50 BC: Caesar now has nine veteran legions, 3000 cavalry, and a 900 man bodyguard. Pompey has seven legions in Hispania, two in Italia, and two in Syria and Africa. Pompey has naval superiority. Senate declares Caesar an enemy of the state.

49 BC: Caesar crosses Rubicon with XIII Legion in January. Pompey retreats from Rome to Brundisium. Caesar besieges Brundisium, but Pompey escapes by ship to Greece. Caesar now marches to Spain, where he forces five Pompey Legions to surrender at Llerda.

48 BC: Caesar and Antonius assemble five legions at Brundisium and ship them to Greece. The Battle of Dyrrachium is fought in July, ending with a Pompey victory. Caesar retreats but then wins a decisive victory at Pharsalus in Thessaly. Pompey flees to Egypt where he is assassinated by command of Ptolemy XIII. Caesar now becomes involved in a civil war between Ptolemy XIII and his sister Cleopatra VII. Caesar supports Cleopatra and defeats Ptolemy XIII who drowns in the Nile.

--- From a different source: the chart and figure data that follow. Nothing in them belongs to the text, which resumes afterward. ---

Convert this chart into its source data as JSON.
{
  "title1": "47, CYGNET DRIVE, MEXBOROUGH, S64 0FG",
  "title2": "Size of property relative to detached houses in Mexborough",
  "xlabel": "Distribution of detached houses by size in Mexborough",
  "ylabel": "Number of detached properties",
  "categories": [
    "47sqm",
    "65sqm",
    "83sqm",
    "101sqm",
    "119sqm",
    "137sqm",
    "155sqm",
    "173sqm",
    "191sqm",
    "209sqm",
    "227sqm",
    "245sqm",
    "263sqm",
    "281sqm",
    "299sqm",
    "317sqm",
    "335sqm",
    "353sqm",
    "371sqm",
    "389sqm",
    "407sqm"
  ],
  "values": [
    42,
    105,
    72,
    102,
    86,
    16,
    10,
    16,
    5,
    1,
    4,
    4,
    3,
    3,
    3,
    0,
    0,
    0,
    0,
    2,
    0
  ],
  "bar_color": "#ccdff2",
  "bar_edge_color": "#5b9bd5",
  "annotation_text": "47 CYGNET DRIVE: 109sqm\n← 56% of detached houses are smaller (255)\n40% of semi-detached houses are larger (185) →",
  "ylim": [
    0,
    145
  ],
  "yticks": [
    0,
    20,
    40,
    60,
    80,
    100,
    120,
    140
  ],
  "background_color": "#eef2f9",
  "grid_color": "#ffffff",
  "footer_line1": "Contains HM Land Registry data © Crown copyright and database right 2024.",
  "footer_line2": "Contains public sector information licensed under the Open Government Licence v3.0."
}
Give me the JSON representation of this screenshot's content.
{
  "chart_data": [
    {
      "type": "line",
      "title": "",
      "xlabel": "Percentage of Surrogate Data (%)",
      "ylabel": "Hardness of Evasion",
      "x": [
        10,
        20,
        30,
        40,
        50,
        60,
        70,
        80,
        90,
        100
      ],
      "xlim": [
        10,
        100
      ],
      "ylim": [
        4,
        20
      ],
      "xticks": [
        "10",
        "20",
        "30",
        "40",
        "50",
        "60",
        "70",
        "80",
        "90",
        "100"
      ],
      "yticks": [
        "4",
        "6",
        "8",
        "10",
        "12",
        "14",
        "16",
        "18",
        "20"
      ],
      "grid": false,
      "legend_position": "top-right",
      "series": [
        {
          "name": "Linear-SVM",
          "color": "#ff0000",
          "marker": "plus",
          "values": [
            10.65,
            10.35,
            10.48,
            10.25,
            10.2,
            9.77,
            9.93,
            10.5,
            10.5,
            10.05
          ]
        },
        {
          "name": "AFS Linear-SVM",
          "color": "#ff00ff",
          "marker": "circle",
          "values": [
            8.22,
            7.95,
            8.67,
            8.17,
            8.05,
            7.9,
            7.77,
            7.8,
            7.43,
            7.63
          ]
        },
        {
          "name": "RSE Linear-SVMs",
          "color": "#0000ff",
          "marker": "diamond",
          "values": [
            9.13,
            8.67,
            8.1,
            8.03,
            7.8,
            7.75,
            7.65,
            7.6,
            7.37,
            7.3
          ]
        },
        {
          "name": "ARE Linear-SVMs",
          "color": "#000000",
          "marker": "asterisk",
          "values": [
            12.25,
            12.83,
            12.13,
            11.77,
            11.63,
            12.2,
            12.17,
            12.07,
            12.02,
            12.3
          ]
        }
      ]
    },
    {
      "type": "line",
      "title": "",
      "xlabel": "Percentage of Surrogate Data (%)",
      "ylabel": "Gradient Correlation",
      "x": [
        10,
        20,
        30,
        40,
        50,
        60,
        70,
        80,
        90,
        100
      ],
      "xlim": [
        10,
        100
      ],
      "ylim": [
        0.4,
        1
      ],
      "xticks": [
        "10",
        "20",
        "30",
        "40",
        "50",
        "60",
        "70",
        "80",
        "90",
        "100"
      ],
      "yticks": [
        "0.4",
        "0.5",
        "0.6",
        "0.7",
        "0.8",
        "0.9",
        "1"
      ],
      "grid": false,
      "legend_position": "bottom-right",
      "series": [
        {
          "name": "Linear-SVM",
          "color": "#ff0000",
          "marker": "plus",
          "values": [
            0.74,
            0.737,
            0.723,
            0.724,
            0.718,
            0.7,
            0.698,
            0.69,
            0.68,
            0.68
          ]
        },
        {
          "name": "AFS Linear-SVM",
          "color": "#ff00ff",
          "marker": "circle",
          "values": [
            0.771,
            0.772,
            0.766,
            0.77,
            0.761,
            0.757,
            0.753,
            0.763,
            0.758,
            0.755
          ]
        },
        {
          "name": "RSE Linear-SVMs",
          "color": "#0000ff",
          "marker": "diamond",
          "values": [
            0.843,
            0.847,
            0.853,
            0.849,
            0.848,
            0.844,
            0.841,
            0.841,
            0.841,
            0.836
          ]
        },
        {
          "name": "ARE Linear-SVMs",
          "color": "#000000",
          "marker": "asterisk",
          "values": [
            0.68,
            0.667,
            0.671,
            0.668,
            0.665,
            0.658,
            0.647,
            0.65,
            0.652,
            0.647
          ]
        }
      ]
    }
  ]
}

47 BC: Caesar attacks into Syria and Pontus, defeating Pharnaces II, a petty king who took advantage of the Roman Civil War to expand his power. Pharnaces is crushed at Battle of Zela, said to be the origin of the famous phrase "Veni, Vidi, Vici" (I came, I saw, I conquered).

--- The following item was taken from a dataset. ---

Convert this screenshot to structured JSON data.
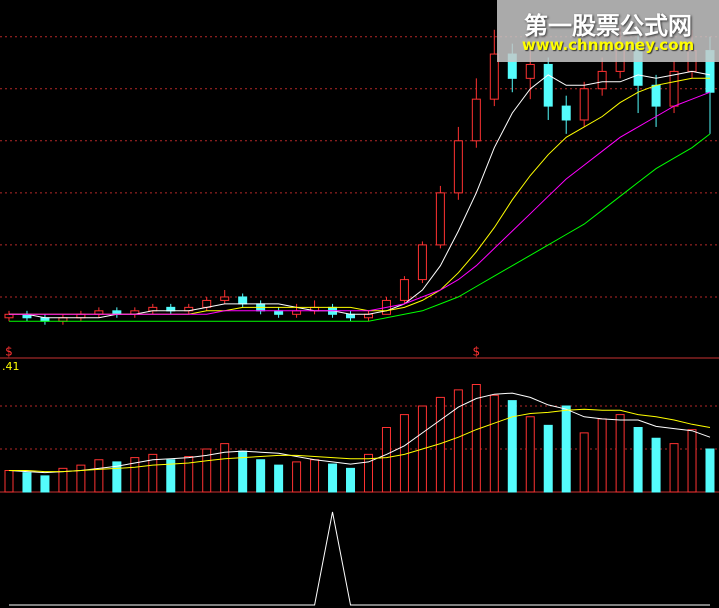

46 BC: Battle of Thapsus. Caesar invades Africa with 10 legions and defeats Scipio's 14 legions. Scipio & Cato take their own lives. Pompey's son, Sextus Pompey, escapes to Hispania to continue the war.

45 BC: Battle of Munda. Caesar invades Hispania by sea with 8 legions. He defeats Sextus (13 legions) who is killed, ending the war.

44 BC: On the Ides of March, Caesar is assassinated in a conspiracy arranged by Brutus and Cassius. The assassins flee Rome; Antonius and Octavian assume command.

42 BC: Battle of Phillipi. Octavian and Antonius defeat Brutus and Cassius, who both commit suicide. Eleven years later, the two victors fight for supremacy, a struggle that Octavian wins at Actium to become Augustus, the first Emperor of Imperial Rome.